Malvina morreu há 30 anos

Malvina, natural do Fogo, filha de Doutor de Tarecha, morava em Monte Tabor. Na tarde do longínquo dia 29 de Dezembro de 1978, Malvina vendo o fim do ano a chegar e sem nada em casa para comer, decidiu procurar no mar algo que, em terra, apesar de vasculhar por todo o canto, não encontrara. Ela não tinha medo de trabalho, mesmo ao que era reservado aos homens. Ela era valente e brincalhona.
Depois de bater em muitas portas que, entretanto, permaneciam fechadas, resolveu ir buscar no mar o que a terra lhe havia negado – o sustento. Nem o mar agitado por esta altura do ano a demoveu. Ela foi e não voltou. O corpo foi resgatado no dia seguinte. A tristeza era geral e ninguém ousava dizer o que terá levado Malvina ao mar naquela tarde ventosa. Falou-se muito, mas a verdade nunca foi dito.
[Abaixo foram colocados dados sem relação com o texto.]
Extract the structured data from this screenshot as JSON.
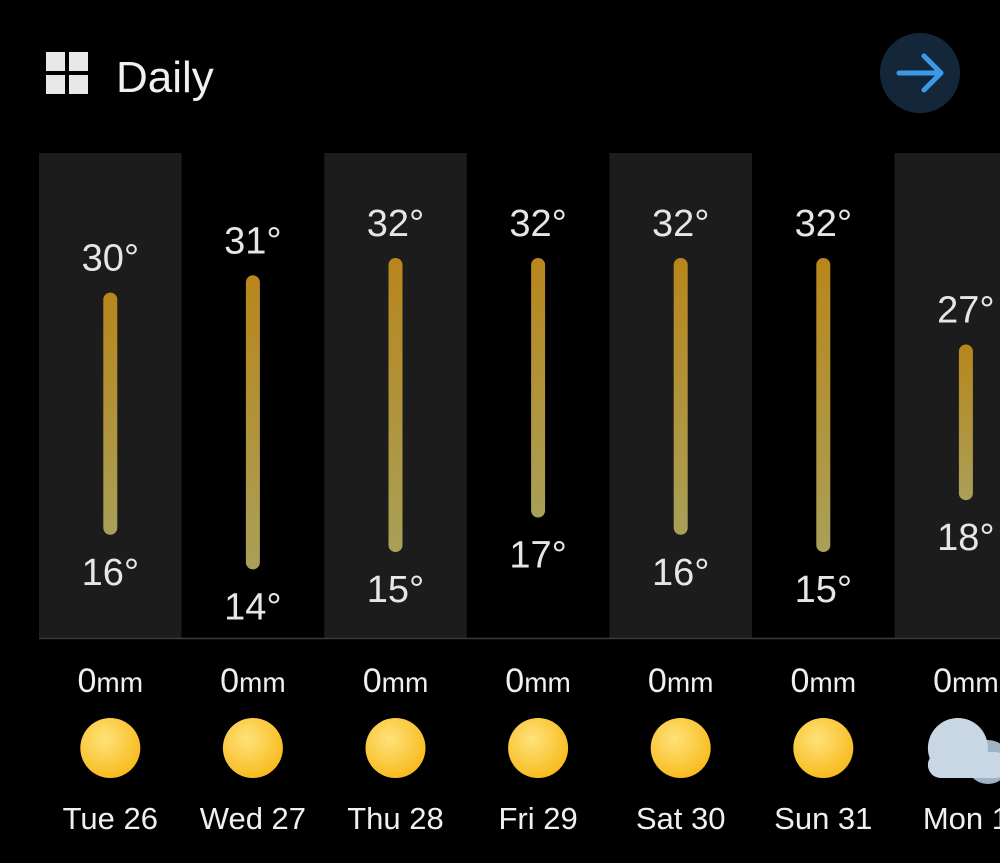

Pesqueiro, local onde o mar engoliu a nossa Malvina, nunca mais ficou o mesmo. Deixou de ter aquele encanto que atraía tanta gente à sua praia de areia negra.
Todo esse mistério resulta da verdade que foi proibida de ser contada, uma proibição que ninguém sabia a procedência. Foi dito que se disse que ninguém devia dizer que ela estava a passar por sérias dificuldades em casa.
Que verdade? Todos sabiam a causa da morte da Malvina, ou melhor, o que levou Malvina ao mar naquela tarde. Ela estava a passar fome em casa. Foi proibido dizer, na altura, que ela estava a passar fome. O desespero levou-a ao mar para tentar pescar e o mar a pescou para todo o sempre.
Preferiu morrer afogada a morrer de fome porque não gostava de cruzar os braços.
Que ninguém venha dizer que só se morreu de fome em Cabo Verde, nas décadas de 40.
Hoje, 30 anos depois, lembramos dela. Malvina!